FDA Policy Worsens Homelessness by Limiting Access to Antipsychotics
Homelessness
Joe Lancaster | 12.5.2024 11:50 AM
Homelessness, sadly, is a pervasive problem that persists even in developed countries like the U.S. Two experts say a policy enforced by the Food and Drug Administration (FDA) is making it worse.
Jeffrey Singer, a physician and a senior fellow at the Cato Institute, and Josh Bloom, director of chemical and pharmaceutical science at the American Council on Science and Health, wrote an article this week about the Risk Evaluation and Management Strategies (REMS) program, which the FDA can enforce "for certain medications with serious safety concerns to help ensure the benefits of the medication outweigh its risks."

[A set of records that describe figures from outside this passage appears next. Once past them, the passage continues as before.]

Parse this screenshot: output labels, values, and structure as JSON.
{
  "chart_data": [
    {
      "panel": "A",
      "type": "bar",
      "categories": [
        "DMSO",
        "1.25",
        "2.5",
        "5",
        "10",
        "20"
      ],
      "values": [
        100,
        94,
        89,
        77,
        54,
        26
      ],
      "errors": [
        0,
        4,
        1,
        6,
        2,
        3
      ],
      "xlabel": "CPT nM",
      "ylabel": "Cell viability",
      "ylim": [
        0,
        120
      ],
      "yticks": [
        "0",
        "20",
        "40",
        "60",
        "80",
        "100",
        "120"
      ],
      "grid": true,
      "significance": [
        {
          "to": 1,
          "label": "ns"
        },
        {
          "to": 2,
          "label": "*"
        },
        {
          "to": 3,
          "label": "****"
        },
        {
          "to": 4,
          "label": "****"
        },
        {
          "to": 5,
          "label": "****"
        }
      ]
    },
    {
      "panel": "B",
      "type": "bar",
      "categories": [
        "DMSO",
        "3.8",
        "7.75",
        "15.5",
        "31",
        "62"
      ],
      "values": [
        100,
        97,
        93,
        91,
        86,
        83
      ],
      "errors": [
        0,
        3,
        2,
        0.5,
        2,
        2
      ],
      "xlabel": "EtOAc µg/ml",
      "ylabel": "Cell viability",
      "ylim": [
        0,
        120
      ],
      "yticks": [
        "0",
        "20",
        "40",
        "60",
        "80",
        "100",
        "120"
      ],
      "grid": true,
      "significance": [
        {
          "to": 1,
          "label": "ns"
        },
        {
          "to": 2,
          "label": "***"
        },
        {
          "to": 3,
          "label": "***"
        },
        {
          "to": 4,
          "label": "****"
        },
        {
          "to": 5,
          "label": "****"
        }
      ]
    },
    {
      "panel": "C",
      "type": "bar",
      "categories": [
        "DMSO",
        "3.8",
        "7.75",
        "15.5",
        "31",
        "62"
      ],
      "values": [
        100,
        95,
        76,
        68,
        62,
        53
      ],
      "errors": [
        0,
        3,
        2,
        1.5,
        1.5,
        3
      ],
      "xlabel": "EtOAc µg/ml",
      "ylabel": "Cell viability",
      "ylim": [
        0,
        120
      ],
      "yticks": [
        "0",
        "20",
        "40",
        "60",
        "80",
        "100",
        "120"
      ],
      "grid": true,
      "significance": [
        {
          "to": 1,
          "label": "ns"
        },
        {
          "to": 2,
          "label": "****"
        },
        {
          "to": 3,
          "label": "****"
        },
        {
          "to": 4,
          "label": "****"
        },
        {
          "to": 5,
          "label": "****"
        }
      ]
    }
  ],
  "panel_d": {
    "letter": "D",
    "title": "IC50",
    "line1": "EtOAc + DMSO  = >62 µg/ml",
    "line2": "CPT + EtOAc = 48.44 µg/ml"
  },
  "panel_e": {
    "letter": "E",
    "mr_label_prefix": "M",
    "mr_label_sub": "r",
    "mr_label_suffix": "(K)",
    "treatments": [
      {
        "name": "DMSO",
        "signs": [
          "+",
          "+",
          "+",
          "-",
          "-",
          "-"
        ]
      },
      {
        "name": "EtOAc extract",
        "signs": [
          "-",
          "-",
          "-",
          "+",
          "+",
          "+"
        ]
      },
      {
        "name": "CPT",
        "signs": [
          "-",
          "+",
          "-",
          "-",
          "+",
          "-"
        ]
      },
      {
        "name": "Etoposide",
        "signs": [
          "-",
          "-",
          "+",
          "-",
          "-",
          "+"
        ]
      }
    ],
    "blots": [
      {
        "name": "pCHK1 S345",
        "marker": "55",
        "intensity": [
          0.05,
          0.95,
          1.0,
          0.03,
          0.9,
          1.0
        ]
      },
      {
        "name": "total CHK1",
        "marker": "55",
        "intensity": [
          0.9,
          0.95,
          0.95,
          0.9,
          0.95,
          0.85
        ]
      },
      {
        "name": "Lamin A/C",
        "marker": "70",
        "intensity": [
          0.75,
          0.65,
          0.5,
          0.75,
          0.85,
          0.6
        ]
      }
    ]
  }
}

REMS, write Singer and Bloom, "has been largely responsible for the underprescription and underuse of clozapine, the only FDA-approved drug for treatment-resistant schizophrenia, the most severe form of the disorder." The FDA approved clozapine for use in 1989.
There are many reasons a person could find themselves homeless, but severe mental illness is a major contributor. Last month, Esquire ran a first-person account of Patrick Fealey, an award-winning journalist who found himself unable to hold a job after he was diagnosed with Bipolar I disorder in 1997; after struggling for years, he became homeless in October 2023. While admitting that his particular cocktail of drugs is not ideal and negatively affects other parts of his body, Fealey writes that it also "enables me to function and has kept me alive for twenty-seven years."